A Beginner’s Guide to Backpacking in Michigan


Embarking on an exciting journey to explore the great outdoors is already an adventure. Backpacking in Michigan alongside isolated beaches, mesmerizing lakes and many protected federal forests will immediately leave every novice backpacker speechless and wanting to return. Not sure where to go or how to commence your adventure? This guide will surely meet all your needs.
 

 A Remarkable Escape to Chapel Loop

Chapel Rock formation beside Lake Superior in the fall
Chapel Rock | Photo Courtesy of Justin Mault

Chapel Loop offers everything that a true nature lover can ever ask of – waterfalls, cliffs, coves, sandy beaches, a chance to rent a boat and astonishing viewpoints overlooking the crystal clear, emerald water of Lake Superior. The loop ties together three extraordinary heavy-hitters of the Upper Peninsula, Chapel Falls, Chapel Rocks and Grand Portal Point. As you hike around Pictured Rocks National Lakeshore, make sure you bring loads of water and an insect repellent, bugs and mosquitoes can be rather tedious, especially near the beach.
 

 A Weekend Getaway to The Jordan River Trail

Along one of the state’s oldest protected rivers, the moderate 19-mile trail is a popular weekend getaway destination for locals. As you walk the path, encounter dark-colored minks, otters and other wildlife.

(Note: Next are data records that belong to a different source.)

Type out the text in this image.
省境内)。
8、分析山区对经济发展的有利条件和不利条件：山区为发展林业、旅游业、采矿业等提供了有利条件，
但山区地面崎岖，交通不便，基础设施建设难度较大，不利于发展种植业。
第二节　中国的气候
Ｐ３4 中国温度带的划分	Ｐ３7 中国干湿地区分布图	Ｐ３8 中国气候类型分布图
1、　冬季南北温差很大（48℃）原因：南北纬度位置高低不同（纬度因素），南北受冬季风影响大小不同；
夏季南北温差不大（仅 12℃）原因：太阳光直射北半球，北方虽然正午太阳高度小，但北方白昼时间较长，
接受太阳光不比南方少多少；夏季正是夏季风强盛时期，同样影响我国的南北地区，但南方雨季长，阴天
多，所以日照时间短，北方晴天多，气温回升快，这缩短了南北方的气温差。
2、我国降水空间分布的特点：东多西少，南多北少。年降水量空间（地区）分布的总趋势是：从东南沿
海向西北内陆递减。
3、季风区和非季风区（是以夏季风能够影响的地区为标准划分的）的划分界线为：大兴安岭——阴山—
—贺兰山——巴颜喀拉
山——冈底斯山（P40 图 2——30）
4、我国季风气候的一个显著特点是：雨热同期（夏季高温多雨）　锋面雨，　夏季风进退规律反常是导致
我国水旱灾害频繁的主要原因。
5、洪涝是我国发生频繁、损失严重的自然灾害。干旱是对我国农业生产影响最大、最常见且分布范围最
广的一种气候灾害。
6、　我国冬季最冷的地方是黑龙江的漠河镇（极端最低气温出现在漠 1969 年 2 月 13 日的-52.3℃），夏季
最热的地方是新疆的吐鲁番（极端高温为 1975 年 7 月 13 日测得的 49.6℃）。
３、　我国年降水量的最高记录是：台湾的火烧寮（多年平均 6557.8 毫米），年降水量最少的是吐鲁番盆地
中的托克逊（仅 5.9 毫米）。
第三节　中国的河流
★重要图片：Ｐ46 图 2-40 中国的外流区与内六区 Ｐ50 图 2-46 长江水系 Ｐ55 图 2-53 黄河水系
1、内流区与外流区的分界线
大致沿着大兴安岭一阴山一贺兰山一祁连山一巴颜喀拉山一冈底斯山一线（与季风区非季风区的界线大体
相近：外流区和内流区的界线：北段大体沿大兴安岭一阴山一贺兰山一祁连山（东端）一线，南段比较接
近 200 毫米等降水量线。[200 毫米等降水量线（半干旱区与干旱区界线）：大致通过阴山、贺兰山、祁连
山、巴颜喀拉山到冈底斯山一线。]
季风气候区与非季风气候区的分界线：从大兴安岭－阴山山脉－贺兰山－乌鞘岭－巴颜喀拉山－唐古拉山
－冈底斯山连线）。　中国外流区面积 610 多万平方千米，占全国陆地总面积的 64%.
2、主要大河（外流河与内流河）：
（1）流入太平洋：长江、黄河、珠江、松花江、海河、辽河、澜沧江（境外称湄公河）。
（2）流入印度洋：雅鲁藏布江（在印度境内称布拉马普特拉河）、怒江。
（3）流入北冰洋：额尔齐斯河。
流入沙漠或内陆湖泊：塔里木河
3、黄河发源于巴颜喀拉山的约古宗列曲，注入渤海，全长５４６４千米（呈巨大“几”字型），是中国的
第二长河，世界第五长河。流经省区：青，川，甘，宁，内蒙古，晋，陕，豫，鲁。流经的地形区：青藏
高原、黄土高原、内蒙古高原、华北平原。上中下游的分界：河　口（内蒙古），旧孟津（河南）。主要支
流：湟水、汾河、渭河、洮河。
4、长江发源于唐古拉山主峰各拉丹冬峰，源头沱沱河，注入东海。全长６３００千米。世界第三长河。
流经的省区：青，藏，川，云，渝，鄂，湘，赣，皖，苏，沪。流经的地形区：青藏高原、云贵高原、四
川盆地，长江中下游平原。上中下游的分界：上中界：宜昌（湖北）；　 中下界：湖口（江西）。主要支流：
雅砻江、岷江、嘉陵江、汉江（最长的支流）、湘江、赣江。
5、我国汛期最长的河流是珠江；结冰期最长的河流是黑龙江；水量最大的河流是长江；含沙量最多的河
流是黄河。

Enjoy the insect-free hike.
 

Embark in Stunning Manistee River Trail/North Country Trail Loop

Aerial view of the Manistee River in forest at sunset
Manistee River Trail | Photo Courtesy of Instagram Fan a.r.t_designs

Although you would need to drive about 30 miles west of Cadillac, numerous backpackers and keen hikers undoubtedly reckon it to be the best backpacking route in Michigan. The Manistee River Trail is 11 miles of hardwood forests and rolling hills, connecting to the 8.5 miles of the North Country Trail Loop, via a superb 245-foot suspension bridge over the two sites. All backpackers and nature-lovers can enjoy the amazing views of the rivers, go salmon fishing, see the natural waterfalls and spend several days at the Seaton Creek National Campground or the Red Bridge Access Site in between.
 
 

Backpacking Essentials Along Michigan's Trails

Backpacker hiking across bridge over river in the forest
Hiking at Pictured Rocks National Lakeshore | Photo Courtesy of Instagram Fan grantplace

Be mindful that some walks may last up to three days, so you need to prepare in advance and bring all your camping gear. Pictured Rocks must be explored over several days since the total length of the trail from Sable Falls to Munising Falls is over 42 miles. If you are planning to spend the night somewhere in Pictured Rocks, you will need a permit for backcountry camping. You will be hiking on various terrain and crossing many streams. Therefore, bringing an extra pair of walking boots and socks is vital. Some trails and parking lots are closed during the winter season, so plan your visit accordingly.
 

Camping Gear and Food 101

Tent on shore in Munising at sunset
Camping in Munising | Photo Courtesy of Instagram Fan adventureswithkp

The same backpacking and camping rules apply in Michigan, as they do everywhere else. If you wish to camp, then you must bring a tent, sleeping bag and all other necessary amenities to make your stay even more thrilling. Make sure to check which places have camping stationaries. The trail from Red Bridge to Seaton Creek Campground, which has a nice parking lot next to the road, and a beautiful camping spot, is one of the best places to spend the night in Michigan's wilderness. When it comes to food, do your research. There might be some rules and regulations about the storage of wood due to wildlife in the area. How you pack and preserve your food is also vital.
 
 
You don't need to be an expert to go backpacking in Michigan’s dazzling natural wonders. Get your gear on, disconnect from your digital technology and reconnect with nature by embarking on some of these vista trails.